O prazer de comer veio com a idade e os padrões foram moldados ao longo dos anos mas com os meus 17 anos já tinha uma noção clara de como gostava de confecionar as minhas refeições. Lembro-me que não gostava nem um pouco da massa como era confecionada em Cabo Verde com tudo ao molho, deixava-me com náuseas que comecei a preparar a minha própria massa, tudo separado e juntado no prato. Na altura não havia internet e toda a informação que há hoje, apenas as revistas de culinária que a minha mãe colecionava cujos ingredientes, muitos, não existiam em Mindelo. Portanto quando provei pela primeira vez massa italiana al dente… foi uma glória, pareceu-me tão acertado!

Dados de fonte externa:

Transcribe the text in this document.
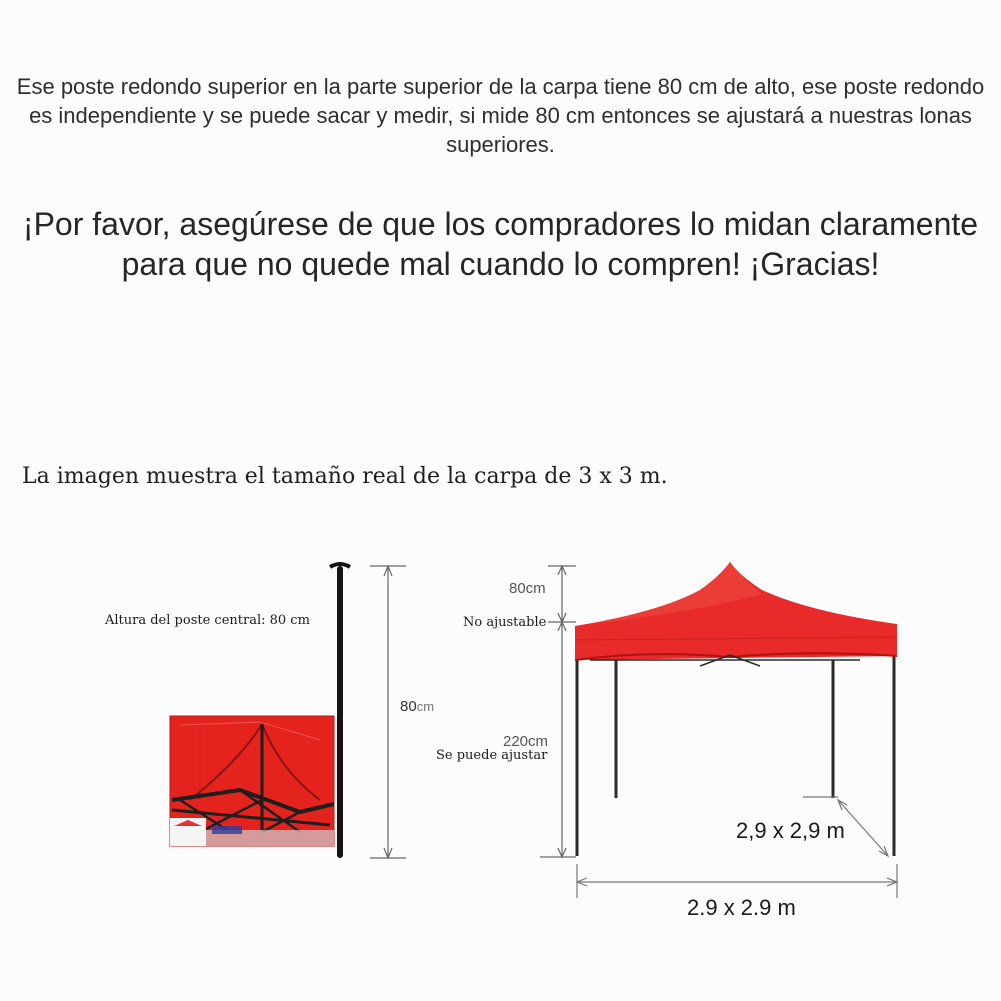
Ese poste redondo superior en la parte superior de la carpa tiene 80 cm de alto, ese poste redondo es independiente y se puede sacar y medir, si mide 80 cm entonces se ajustará a nuestras lonas superiores.
¡Por favor, asegúrese de que los compradores lo midan claramente para que no quede mal cuando lo compren! ¡Gracias!
La imagen muestra el tamaño real de la carpa de 3 x 3 m.
Altura del poste central: 80 cm
80cm
80cm
No ajustable
220cm
Se puede ajustar
2,9 x 2,9 m
2.9 x 2.9 m
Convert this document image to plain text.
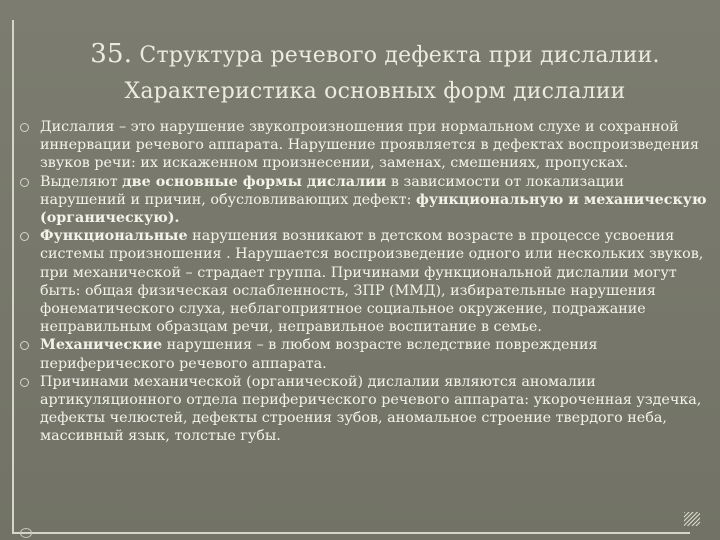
35. Структура речевого дефекта при дислалии.
Характеристика основных форм дислалии

Дислалия – это нарушение звукопроизношения при нормальном слухе и сохранной иннервации речевого аппарата. Нарушение проявляется в дефектах воспроизведения звуков речи: их искаженном произнесении, заменах, смешениях, пропусках.

Выделяют две основные формы дислалии в зависимости от локализации нарушений и причин, обусловливающих дефект: функциональную и механическую (органическую).

Функциональные нарушения возникают в детском возрасте в процессе усвоения системы произношения . Нарушается воспроизведение одного или нескольких звуков, при механической – страдает группа. Причинами функциональной дислалии могут быть: общая физическая ослабленность, ЗПР (ММД), избирательные нарушения фонематического слуха, неблагоприятное социальное окружение, подражание неправильным образцам речи, неправильное воспитание в семье.

Механические нарушения – в любом возрасте вследствие повреждения периферического речевого аппарата.

Причинами механической (органической) дислалии являются аномалии артикуляционного отдела периферического речевого аппарата: укороченная уздечка, дефекты челюстей, дефекты строения зубов, аномальное строение твердого неба, массивный язык, толстые губы.
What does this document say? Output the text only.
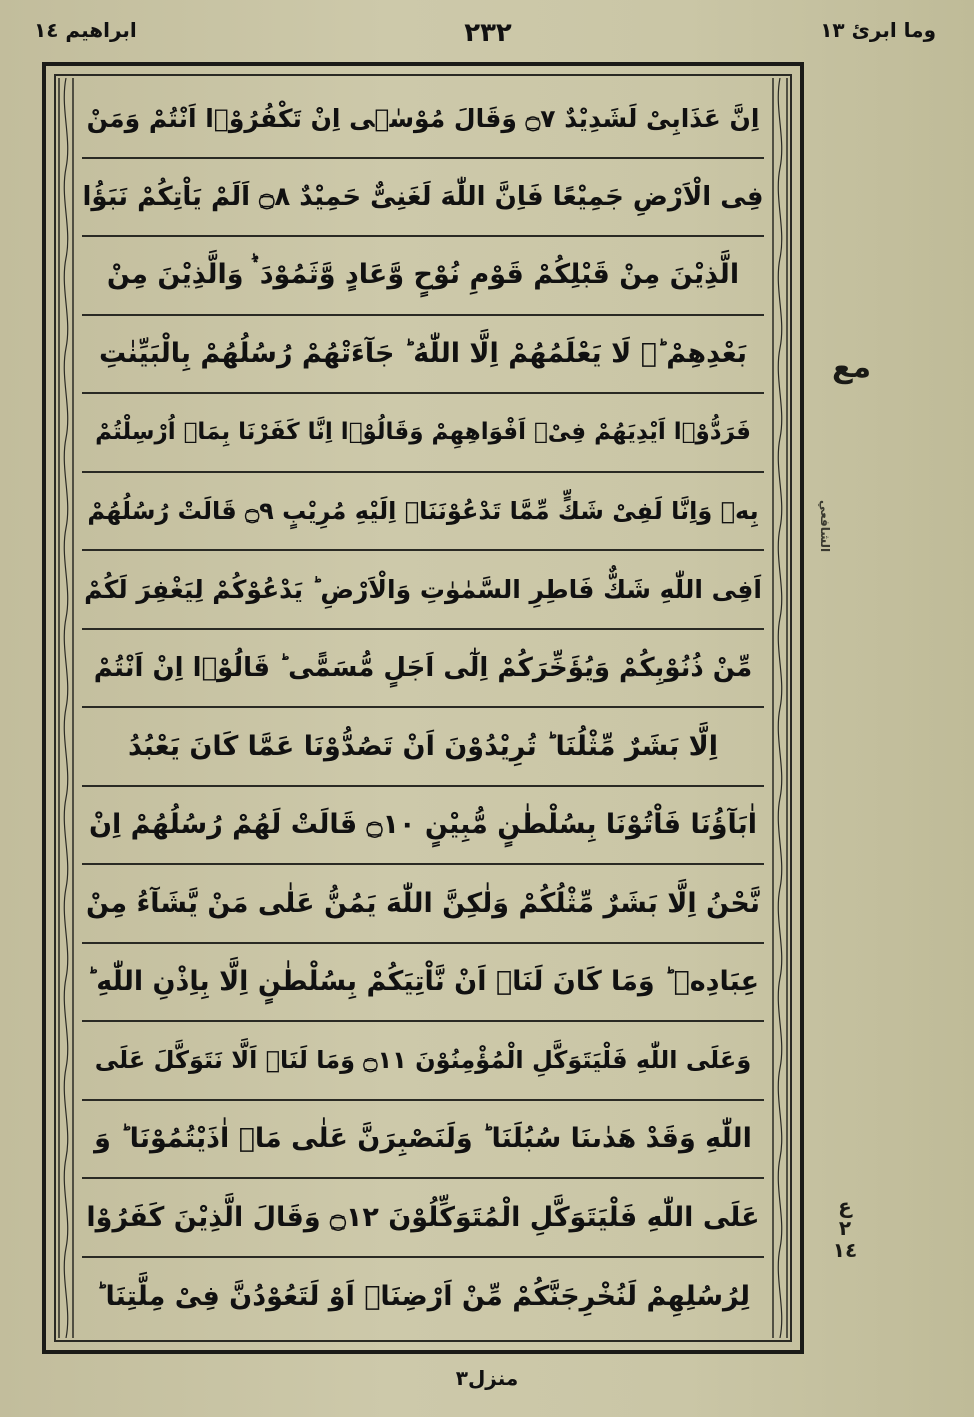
وما ابرئ ١٣
٢٣٢
ابراهيم ١٤
اِنَّ عَذَابِىْ لَشَدِيْدٌ ۝٧ وَقَالَ مُوْسٰۤى اِنْ تَكْفُرُوْۤا اَنْتُمْ وَمَنْ
فِى الْاَرْضِ جَمِيْعًا فَاِنَّ اللّٰهَ لَغَنِىٌّ حَمِيْدٌ ۝٨ اَلَمْ يَاْتِكُمْ نَبَؤُا
الَّذِيْنَ مِنْ قَبْلِكُمْ قَوْمِ نُوْحٍ وَّعَادٍ وَّثَمُوْدَ ۛؕ وَالَّذِيْنَ مِنْ
بَعْدِهِمْ ؕۛ لَا يَعْلَمُهُمْ اِلَّا اللّٰهُ ؕ جَآءَتْهُمْ رُسُلُهُمْ بِالْبَيِّنٰتِ
فَرَدُّوْۤا اَيْدِيَهُمْ فِىْۤ اَفْوَاهِهِمْ وَقَالُوْۤا اِنَّا كَفَرْنَا بِمَاۤ اُرْسِلْتُمْ
بِهٖ وَاِنَّا لَفِىْ شَكٍّ مِّمَّا تَدْعُوْنَنَاۤ اِلَيْهِ مُرِيْبٍ ۝٩ قَالَتْ رُسُلُهُمْ
اَفِى اللّٰهِ شَكٌّ فَاطِرِ السَّمٰوٰتِ وَالْاَرْضِ ؕ يَدْعُوْكُمْ لِيَغْفِرَ لَكُمْ
مِّنْ ذُنُوْبِكُمْ وَيُؤَخِّرَكُمْ اِلٰٓى اَجَلٍ مُّسَمًّى ؕ قَالُوْۤا اِنْ اَنْتُمْ
اِلَّا بَشَرٌ مِّثْلُنَا ؕ تُرِيْدُوْنَ اَنْ تَصُدُّوْنَا عَمَّا كَانَ يَعْبُدُ
اٰبَآؤُنَا فَاْتُوْنَا بِسُلْطٰنٍ مُّبِيْنٍ ۝١٠ قَالَتْ لَهُمْ رُسُلُهُمْ اِنْ
نَّحْنُ اِلَّا بَشَرٌ مِّثْلُكُمْ وَلٰكِنَّ اللّٰهَ يَمُنُّ عَلٰى مَنْ يَّشَآءُ مِنْ
عِبَادِهٖ ؕ وَمَا كَانَ لَنَاۤ اَنْ نَّاْتِيَكُمْ بِسُلْطٰنٍ اِلَّا بِاِذْنِ اللّٰهِ ؕ
وَعَلَى اللّٰهِ فَلْيَتَوَكَّلِ الْمُؤْمِنُوْنَ ۝١١ وَمَا لَنَاۤ اَلَّا نَتَوَكَّلَ عَلَى
اللّٰهِ وَقَدْ هَدٰٮنَا سُبُلَنَا ؕ وَلَنَصْبِرَنَّ عَلٰى مَاۤ اٰذَيْتُمُوْنَا ؕ وَ
عَلَى اللّٰهِ فَلْيَتَوَكَّلِ الْمُتَوَكِّلُوْنَ ۝١٢ وَقَالَ الَّذِيْنَ كَفَرُوْا
لِرُسُلِهِمْ لَنُخْرِجَنَّكُمْ مِّنْ اَرْضِنَاۤ اَوْ لَتَعُوْدُنَّ فِىْ مِلَّتِنَا ؕ
مع
الشافعي
ع ٢ ١٤
منزل٣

Nunca tive medo de experimentar coisas novas muito pelo contrário adoro tudo o que é novo e diferente e tenho vários amigos que até a data fazem afirmações do género “foi contigo que comi pela primeira vez isto” ou “foste tu que me fizeste gostar desta comida” e isto porque acredito que podemos gostar de quase tudo se o provarmos bem confecionado e desafio-me sempre que alguém diz que não, a fazê-lo dizer que sim… manias deste meu feitio, mas adoro ser bem sucedida 🙂


Misturando e baralhado tudo isto entra o sr. Crohn e as suas supostas limitações alimentares. Supostas porque nenhum organismo é igual e não há uma única dieta para a DC. Então vai-se experimentando e vendo como reage o intestino aos clássicos maus amigos: os fritos, o açúcar e o álcool.


Confesso que inicialmente não fiz muito caso a isso e a minha visão era não comer fritos, e se bebesse dois copos continha na comida e se exagerasse na comida continha nos copos. Evitava fritos, feijões, milho, couve e repolho. Resultou algum tempo mas sempre com as crises cíclicas e carências de ferro devido à má absorção do intestino. E não há nada mais aborrecido do que fazer uma dieta durante uma crise intestinal… comer o mais básico possível e super aborrecido.

Tinha que fazer algo mais para evitar as crises e o desconforto abdominal e assim comecei a minimizar alguns ingredientes na minha dieta como a farinha de trigo e o glúten no geral e o açúcar. Esta opção fez-me conhecer várias opções de conseguir resultados bons com outros ingredientes e, principalmente, conhecer outros nutrientes. Esta descoberta tem sido maravilhosa não só por ter a possibilidade de trabalhar com outros ingredientes e materiais mas pelo impacto positivo que tem na minha saúde no geral.


Conheço várias dietas que prezam pela isenção de açúcar e farinhas mas não sigo nenhuma em particular mas conjugo vários elementos da imensa informação que existe neste momento. Isto também não significa que nunca coma farinha ou açúcar porque como já disse neste blogue eu não sou pessoa de me restringir. O açúcar, as gorduras e as farinhas com glúten apenas não fazem parte da minha rotina diária mas ocasionalmente dou uma (ou várias) dentadas e com muito prazer, não fosse um pão com manteiga ou azeite um pecado tão simples e maravilhoso.


Portanto não tendo sido o Crohn o responsável pelo meu gosto pela cozinha, é responsável pela abertura a um mundo de possibilidades gastronómicas que trago para o meu dia-a-dia os quais pretendo partilhar neste blogue.